Nella nostra esperienza la cosa che più ci ha colpito è stato il constatare quanto l’uso
dell’Ecocolordoppler sia importante per una corretta esecuzione di questa metodica. Infatti
ci ha permesso di constatare come è facilmente visualizzabile dagli ultrasuoni la schiuma
e come sia facilmente spostabile. Si è visto, ad esempio, il frequente passaggio in vena
Femorale Comune della schiuma stessa, che però si dissolve prontamente appena giunge
nell’elevato flusso del circolo profondo femorale. Probabilmente questa immediata
diluizione del mezzo sclerosante, favorita dall’elevato flusso con la posizione orizzontale
dell’arto, spiegano la notevole sicurezza della metodica a questo livello: da cui la rara
complicanza trombotica a livello femorale. Bisogna porre, invece, particolare attenzione
laddove il flusso venoso è più lento e complesso come a livello della piccola Safena. Per
questo motivo riveste una notevole importanza la fasciatura con bende a bassa
estensione e la pronta, e valida, ripresa della deambulazione, che favoriscono un elevato
flusso nel circolo profondo.
La compressione post-scleroterapia, è un altro aspetto molto importante di cui tenere
conto, infatti agli inizi della nostra esperienza, abbiamo applicato alcune volte la
compressione semi-rigida con bende a bassa elasticità, altre volte invece abbiamo
applicato subito una calza elastica II° classe, più, in entrambi i casi, una compressione
eccentrica nella sede delle varici.
I risultati migliori li abbiamo ottenuti applicando prima il bendaggio a bassa elasticità per
almeno 7 gg., e poi la calza elastica di II° classe per 1 mese.
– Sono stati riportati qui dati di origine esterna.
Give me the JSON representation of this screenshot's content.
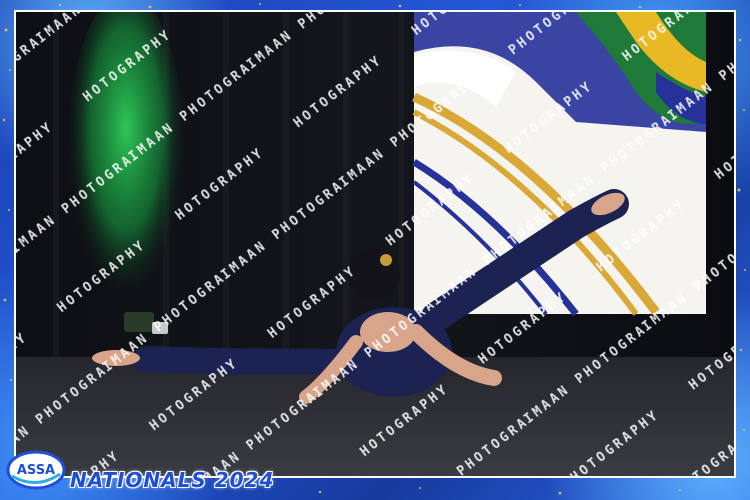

Una compressione efficace
dopo il trattamento è assai importante, tuttavia bisogna constatare che una valida
compressione a livello della coscia è molto difficile da ottenere, soprattutto in arti grossi
con forma conica accentuata, e questo motivo, secondo noi, è la causa principale dei
risultati meno soddisfacenti.
Un ultimo aspetto è legato al trattamento della piccola Safena, che sembra più inficiato da
complicanze trombotiche profonde, a causa delle note variabili anatomiche in questa sede
e da un flusso più lento.
Noi pensiamo che la scleroterapia con l’uso della schiuma eco-guidata sia un’ottima
tecnica nel trattamento di buona parte delle varici degli arti inferiori, in particolare, nei casi
con varici complesse, con recidive di crosse S-F e in pazienti anziani che non
accetterebbero un intervento chirurgico, ma con buone capacità deambulatorie, poiché ha
un buon tasso di successo, a fronte di una ridotta invasività . Per quanto riguarda le
complicanze, è risultata una metodica relativamente sicura, e particolarmente economica.
Il problema è valutare la bontà dei risultati nel tempo, tenendo però conto che spesso i vari
gradi di ricanalizzazione e pertanto la non perfetta riuscita del trattamento non è sempre
seguita da una ripresa clinica della malattia che molto spesso denota un certo
miglioramento. Pensiamo che i risultati vadano anche rapportati alla ridotta invasività e
alla possibilità di ripetere facilmente la metodica.